Postoperative recovery lasts from 7 to 15 days, depending on the complexity of the operation. All this time the patient has been in the hospital. During the operation, drainage tubes are installed, which are removed after 5-7 days. The sutures are removed after 12-15 days or dissolve on their own using special threads.
Further recovery is provided outside the hospital for 1 -1.5 months. During this period, it is necessary to wear compression garments. For 2 weeks you can only lie on your back. Only after this period can you roll over on your side. You can lie on your stomach after 30 days and after examination by a doctor.

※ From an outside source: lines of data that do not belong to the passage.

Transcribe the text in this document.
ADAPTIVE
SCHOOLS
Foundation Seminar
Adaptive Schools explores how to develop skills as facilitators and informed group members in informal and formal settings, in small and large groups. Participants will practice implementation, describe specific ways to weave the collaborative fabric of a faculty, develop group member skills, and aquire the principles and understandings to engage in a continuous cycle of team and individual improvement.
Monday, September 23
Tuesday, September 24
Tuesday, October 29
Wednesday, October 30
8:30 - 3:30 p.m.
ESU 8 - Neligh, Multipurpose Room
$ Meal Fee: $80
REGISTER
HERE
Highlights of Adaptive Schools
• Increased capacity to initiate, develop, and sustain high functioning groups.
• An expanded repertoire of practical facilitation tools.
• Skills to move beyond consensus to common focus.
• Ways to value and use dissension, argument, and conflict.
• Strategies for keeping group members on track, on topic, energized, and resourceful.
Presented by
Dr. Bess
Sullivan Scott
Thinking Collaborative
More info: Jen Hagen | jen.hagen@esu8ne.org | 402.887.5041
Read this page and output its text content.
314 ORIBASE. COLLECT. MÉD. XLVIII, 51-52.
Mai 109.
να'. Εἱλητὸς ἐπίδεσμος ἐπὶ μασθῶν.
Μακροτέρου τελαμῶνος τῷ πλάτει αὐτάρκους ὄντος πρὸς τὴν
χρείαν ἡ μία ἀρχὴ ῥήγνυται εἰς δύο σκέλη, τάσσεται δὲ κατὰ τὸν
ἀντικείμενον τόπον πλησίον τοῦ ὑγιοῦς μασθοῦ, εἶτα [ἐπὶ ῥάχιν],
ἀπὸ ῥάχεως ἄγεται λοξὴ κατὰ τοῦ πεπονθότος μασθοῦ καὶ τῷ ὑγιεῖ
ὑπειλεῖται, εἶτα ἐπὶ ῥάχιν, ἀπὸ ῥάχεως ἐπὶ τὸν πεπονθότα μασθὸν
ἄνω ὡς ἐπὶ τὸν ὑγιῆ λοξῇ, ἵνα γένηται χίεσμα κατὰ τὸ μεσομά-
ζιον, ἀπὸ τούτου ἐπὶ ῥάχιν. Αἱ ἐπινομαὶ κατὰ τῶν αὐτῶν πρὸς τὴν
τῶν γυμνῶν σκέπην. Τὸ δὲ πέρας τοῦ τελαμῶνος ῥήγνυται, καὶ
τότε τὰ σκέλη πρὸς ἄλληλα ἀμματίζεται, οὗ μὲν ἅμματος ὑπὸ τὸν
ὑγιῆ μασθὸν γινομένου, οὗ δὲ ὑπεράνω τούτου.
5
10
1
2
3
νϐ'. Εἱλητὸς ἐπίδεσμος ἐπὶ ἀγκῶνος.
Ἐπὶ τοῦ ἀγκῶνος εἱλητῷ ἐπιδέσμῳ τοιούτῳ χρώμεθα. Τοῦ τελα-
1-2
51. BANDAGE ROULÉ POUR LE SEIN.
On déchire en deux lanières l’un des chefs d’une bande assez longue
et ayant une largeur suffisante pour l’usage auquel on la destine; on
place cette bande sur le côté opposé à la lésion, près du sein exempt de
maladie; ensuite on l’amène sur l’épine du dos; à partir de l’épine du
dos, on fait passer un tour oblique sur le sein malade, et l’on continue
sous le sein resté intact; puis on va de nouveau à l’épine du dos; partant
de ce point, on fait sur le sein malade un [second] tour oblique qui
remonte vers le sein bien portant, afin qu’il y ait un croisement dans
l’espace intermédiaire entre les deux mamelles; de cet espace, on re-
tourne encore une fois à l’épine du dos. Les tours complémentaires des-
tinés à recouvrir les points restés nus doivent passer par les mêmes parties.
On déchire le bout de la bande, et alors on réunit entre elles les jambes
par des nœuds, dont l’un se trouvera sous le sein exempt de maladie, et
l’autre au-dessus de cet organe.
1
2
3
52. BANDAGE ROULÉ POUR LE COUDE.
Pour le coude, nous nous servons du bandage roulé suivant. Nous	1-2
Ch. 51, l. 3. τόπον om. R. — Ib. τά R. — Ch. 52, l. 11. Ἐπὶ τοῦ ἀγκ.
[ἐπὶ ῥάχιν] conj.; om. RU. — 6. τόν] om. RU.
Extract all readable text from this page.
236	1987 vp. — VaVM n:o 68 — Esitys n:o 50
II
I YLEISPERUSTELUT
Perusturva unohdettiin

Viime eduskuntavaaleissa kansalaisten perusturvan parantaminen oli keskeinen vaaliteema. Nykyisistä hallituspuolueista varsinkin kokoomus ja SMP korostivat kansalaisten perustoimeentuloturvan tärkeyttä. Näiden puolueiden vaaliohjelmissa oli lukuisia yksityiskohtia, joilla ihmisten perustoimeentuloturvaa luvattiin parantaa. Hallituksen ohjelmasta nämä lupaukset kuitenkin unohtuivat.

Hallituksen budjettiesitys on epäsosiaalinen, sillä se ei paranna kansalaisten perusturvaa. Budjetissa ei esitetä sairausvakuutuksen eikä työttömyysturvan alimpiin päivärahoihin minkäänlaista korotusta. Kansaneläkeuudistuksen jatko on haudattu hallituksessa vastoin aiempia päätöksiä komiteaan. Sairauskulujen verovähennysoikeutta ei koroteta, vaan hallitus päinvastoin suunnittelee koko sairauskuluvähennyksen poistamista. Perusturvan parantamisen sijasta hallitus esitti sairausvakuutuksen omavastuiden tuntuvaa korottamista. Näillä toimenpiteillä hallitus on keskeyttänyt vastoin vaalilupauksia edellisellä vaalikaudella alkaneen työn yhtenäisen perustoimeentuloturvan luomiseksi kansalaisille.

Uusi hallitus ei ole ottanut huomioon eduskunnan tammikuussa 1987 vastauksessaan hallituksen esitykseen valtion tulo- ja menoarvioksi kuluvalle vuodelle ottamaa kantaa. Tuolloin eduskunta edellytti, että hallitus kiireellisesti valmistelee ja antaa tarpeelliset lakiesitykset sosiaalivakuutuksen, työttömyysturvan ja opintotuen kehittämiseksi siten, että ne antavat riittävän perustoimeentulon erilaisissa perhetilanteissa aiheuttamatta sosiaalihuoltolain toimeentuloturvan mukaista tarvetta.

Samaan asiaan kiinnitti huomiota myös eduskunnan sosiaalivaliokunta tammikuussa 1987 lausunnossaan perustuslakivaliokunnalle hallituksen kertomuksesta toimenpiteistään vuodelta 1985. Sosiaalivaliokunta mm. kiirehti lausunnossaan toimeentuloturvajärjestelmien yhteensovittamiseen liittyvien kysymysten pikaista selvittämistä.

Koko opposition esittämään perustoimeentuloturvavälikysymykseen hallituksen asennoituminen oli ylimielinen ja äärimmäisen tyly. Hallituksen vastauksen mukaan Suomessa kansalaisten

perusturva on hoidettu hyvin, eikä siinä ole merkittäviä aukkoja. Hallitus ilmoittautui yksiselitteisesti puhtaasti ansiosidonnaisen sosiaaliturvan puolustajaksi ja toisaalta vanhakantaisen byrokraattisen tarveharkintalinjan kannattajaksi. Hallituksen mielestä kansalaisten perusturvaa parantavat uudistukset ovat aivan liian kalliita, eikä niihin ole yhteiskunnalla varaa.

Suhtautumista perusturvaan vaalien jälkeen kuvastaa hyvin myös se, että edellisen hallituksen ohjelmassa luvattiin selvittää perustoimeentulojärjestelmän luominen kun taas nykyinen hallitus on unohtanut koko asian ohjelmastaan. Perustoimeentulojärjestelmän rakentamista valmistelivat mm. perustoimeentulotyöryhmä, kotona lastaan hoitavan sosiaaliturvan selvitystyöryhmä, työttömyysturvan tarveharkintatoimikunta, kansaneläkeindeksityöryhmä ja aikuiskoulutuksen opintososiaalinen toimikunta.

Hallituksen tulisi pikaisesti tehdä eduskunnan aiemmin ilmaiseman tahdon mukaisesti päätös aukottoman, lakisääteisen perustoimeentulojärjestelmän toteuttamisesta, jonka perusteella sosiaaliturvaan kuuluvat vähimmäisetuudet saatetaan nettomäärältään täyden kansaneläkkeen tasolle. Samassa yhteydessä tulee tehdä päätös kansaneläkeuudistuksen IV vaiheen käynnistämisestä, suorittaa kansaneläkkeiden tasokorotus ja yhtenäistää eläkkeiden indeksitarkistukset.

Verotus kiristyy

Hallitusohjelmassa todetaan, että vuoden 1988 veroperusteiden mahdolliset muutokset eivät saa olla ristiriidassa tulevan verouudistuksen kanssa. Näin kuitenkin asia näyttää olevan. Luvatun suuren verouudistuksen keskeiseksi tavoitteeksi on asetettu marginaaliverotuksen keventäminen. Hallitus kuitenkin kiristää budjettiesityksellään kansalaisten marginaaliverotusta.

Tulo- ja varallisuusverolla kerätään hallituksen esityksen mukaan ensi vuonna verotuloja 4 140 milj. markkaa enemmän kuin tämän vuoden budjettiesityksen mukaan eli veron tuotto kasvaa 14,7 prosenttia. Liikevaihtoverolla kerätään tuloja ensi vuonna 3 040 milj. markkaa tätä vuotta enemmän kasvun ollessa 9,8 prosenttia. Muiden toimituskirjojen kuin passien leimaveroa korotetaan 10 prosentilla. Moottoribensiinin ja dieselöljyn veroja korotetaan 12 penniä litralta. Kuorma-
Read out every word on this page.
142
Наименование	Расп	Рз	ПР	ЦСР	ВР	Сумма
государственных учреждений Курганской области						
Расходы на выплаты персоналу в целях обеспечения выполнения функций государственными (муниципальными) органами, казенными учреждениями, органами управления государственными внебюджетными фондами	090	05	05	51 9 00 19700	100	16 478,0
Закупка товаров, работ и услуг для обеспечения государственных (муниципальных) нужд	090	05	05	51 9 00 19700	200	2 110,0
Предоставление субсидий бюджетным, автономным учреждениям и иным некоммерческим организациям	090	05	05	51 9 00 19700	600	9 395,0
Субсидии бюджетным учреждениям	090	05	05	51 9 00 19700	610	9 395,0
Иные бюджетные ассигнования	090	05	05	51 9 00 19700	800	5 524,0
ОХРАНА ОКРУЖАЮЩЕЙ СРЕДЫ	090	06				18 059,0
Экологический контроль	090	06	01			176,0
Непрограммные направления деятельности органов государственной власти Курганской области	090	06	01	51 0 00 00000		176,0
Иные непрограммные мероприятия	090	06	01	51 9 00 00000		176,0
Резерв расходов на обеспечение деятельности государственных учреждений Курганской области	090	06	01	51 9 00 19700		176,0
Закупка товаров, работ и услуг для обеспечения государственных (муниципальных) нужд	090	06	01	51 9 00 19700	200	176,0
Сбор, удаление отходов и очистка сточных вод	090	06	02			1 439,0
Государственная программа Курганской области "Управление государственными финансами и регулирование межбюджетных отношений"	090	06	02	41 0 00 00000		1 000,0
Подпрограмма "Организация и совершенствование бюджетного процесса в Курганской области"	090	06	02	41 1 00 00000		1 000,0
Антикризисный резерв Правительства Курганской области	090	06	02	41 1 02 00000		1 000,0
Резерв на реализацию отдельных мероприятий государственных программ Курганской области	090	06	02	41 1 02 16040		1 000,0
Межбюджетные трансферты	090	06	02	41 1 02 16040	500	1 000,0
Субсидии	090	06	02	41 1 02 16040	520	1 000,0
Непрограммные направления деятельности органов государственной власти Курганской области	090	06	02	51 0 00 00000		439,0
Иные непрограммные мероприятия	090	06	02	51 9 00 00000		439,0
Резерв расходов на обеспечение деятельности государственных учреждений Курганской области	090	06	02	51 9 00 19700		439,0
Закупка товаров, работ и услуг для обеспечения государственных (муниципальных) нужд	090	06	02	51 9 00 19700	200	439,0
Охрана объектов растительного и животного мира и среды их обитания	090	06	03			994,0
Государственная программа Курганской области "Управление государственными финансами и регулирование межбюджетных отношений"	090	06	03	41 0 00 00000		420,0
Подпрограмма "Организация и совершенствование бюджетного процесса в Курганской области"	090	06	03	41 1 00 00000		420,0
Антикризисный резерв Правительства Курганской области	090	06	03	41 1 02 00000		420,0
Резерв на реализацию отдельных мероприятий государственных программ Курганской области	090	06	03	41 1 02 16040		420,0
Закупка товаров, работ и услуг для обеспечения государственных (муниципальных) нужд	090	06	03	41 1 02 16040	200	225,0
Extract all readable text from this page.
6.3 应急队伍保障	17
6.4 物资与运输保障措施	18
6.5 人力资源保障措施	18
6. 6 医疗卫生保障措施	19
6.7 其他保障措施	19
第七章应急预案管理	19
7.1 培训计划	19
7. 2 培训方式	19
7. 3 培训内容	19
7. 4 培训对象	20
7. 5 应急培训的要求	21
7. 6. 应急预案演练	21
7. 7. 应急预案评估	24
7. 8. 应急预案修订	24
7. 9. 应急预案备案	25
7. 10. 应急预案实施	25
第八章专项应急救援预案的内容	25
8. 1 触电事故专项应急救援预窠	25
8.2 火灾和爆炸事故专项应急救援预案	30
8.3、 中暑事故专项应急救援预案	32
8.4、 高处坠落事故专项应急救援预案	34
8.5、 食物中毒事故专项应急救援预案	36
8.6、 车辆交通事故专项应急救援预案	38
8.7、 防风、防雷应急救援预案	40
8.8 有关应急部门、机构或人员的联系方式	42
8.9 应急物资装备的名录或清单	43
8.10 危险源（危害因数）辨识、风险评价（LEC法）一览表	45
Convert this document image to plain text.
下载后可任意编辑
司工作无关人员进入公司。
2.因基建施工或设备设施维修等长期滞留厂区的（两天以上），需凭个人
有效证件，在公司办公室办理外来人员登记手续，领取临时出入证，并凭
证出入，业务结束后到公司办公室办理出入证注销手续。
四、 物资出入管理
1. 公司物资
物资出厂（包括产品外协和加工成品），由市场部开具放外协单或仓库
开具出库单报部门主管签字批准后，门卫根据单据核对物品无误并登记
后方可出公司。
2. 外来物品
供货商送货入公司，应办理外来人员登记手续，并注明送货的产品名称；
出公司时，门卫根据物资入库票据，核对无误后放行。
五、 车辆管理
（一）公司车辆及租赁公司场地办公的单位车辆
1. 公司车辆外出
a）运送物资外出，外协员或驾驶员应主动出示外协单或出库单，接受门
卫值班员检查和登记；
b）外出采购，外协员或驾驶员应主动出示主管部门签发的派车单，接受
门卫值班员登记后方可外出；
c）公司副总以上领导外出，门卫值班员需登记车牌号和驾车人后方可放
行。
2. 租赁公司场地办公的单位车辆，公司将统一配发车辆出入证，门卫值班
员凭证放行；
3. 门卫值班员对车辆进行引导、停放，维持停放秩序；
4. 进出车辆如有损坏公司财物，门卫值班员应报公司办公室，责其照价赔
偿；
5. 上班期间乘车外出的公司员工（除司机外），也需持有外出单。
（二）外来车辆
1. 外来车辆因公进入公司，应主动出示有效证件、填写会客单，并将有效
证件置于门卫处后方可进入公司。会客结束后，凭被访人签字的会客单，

Significant physical activity, overheating, and visiting bathhouses and swimming pools are prohibited for 2-3 months. You can't play sports. All traces of stitches and scars disappear after 1.5-2 years. During the entire recovery period, the patient must be under medical supervision. After reconstruction, the following temporary side effects are possible: pain and discomfort, decreased sensitivity in areas adjacent to the breast, swelling and temporary asymmetry of the breast due to them.
Nipple tattoo
To restore the shape and volume of the breast, there are many methods of reconstructive surgery, and to restore the aesthetic side - tattooing, as a way to restore the nipple-areolar complex. A specialist uses pigments to graphically recreate their relief and structural features. Tattooing is performed on both breasts to achieve a uniform color. As a rule, at least three colors of implanted pigments are used simultaneously to work on the nipple-areolar complex. The pigments for dermatopigmentation used in the clinic are a certified, modern complex product, do not cause irritant reactions, do not come into contact with organic tissue and are not excreted through the lymphatic system. New generation pigments are resistant to various factors (such as ultraviolet radiation). Stable fixation in the skin is guaranteed by the optimal molecular size (about 6 microns). Modern anesthetics make the procedure painless.